Nevertheless, much of the debate around the peace talks is taking place away from those on which the armed conflict has impacted the most. Shifting the lens to that of the conflict affected communities, which is a central aspect of my own research, there seems to be a certain disconnect with the ongoing peace talks. In these communities violence and intimidations are daily realities and peace is not a topic that can be freely discussed. These are areas with a high presence of illegal armed groups fighting each other for control, of which the FARC is but one of many. These same areas are consequently also on the radar of the state armed forces in their quest to assert control and neutralise the illegal groups.
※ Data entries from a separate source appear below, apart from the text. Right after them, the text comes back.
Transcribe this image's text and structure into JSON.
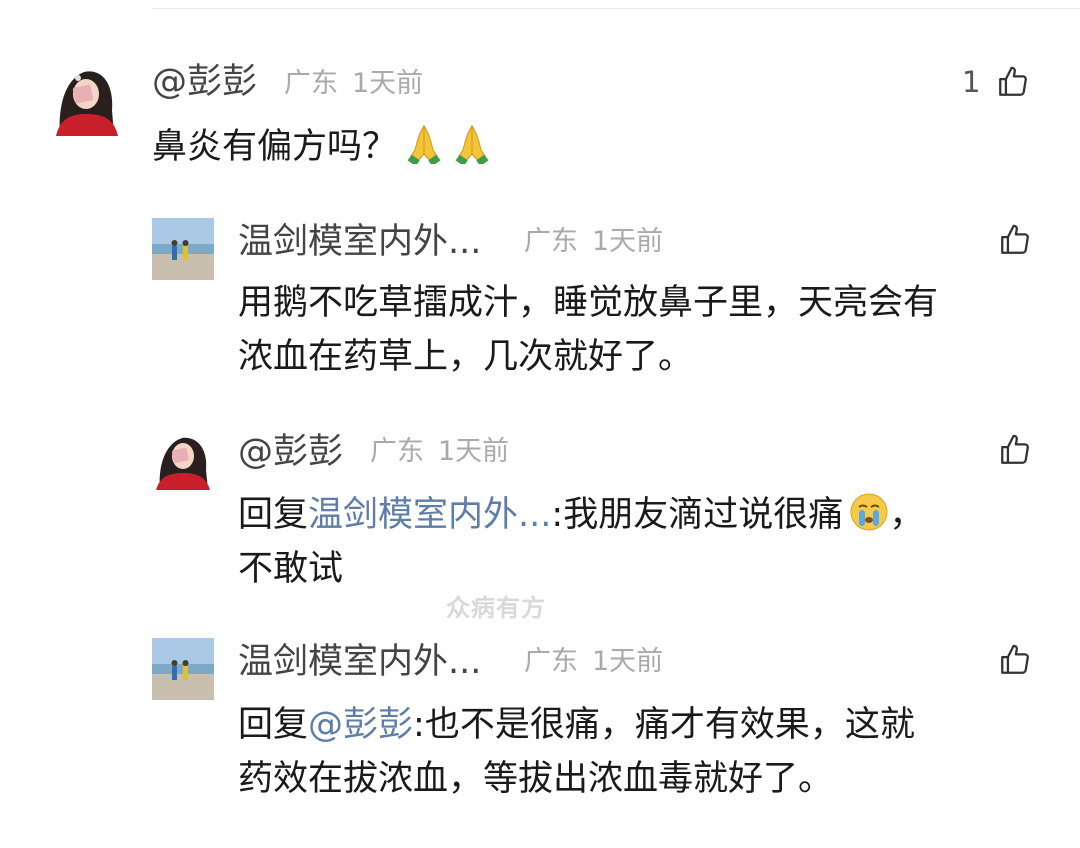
{
  "comments": [
    {
      "user": "@彭彭",
      "location": "广东",
      "time": "1天前",
      "likes": "1",
      "text": "鼻炎有偏方吗？",
      "emojis": [
        "folded-hands",
        "folded-hands"
      ]
    },
    {
      "user": "温剑模室内外...",
      "location": "广东",
      "time": "1天前",
      "text_line1": "用鹅不吃草擂成汁，睡觉放鼻子里，天亮会有",
      "text_line2": "浓血在药草上，几次就好了。"
    },
    {
      "user": "@彭彭",
      "location": "广东",
      "time": "1天前",
      "reply_prefix": "回复",
      "reply_target": "温剑模室内外...",
      "text_a": ":我朋友滴过说很痛",
      "text_b": "，",
      "text_line2": "不敢试",
      "emoji": "crying-face"
    },
    {
      "user": "温剑模室内外...",
      "location": "广东",
      "time": "1天前",
      "reply_prefix": "回复",
      "reply_target": "@彭彭",
      "text_line1": ":也不是很痛，痛才有效果，这就",
      "text_line2": "药效在拔浓血，等拔出浓血毒就好了。"
    }
  ],
  "watermark": "众病有方",
  "colors": {
    "name": "#444444",
    "meta": "#aaaaaa",
    "link": "#5e7ea8",
    "text": "#1a1a1a"
  }
}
Nevertheless, the void left as one group is eliminated or driven out from the area is quickly filled by another. Meanwhile, community members are accused of and targeted for being supporters of the group that was previously in control. Although many communities have tried to organise and resist, for example by forming human rights collectives, victim- and farmer associations, their work is precarious. Only this year, in the midst of the peace talks, 40 human rights defenders and victims´ leaders have been murdered and over 300 have received death threats, often accused of being guerrilla supporters (Semana, UNDP). Forced displacements, disappearances and homicides continue to add on a daily basis to the more than 6.5 million registered victims of the conflict. In recognition of the plight of the victims, the government has made efforts to include their voices in the peace talks. Nevertheless, the selection process that determined the 60 people to represent the millions of victims created yet further divisions and feelings of exclusion and misrepresentation. More worryingly, as one analyst put it, it has led to a form of double victimisation as victims through their exposure in the peace process become the target of threats and assignations all over again (Semana).
The Colombian government may well be on the verge of reaching a peace agreement with the FARC. Though while there can be little doubt that most Colombians wants peace, there seems to be little discussions however on what kind of peace that can be expected and for whom. This is not least so in the marginalised communities that have borne the brunt of the half a century long armed conflict. True that the FARC is the oldest and probably largest illegal armed group in Colombia, though it is far from the only one. The impact on local security dynamics of a potential FARC withdrawal – in whichever form that make take – seems to be a question left hanging in the air. In the meantime, the negotiations continue. As does the war.
Gomez-Suarez, A., & Newman, J. (2013). Safeguarding Political Guarantees in the Colombian Peace Process: have Santos and Farc learnt the lessons from the past? Third World Quarterly, 34(5), 819–837.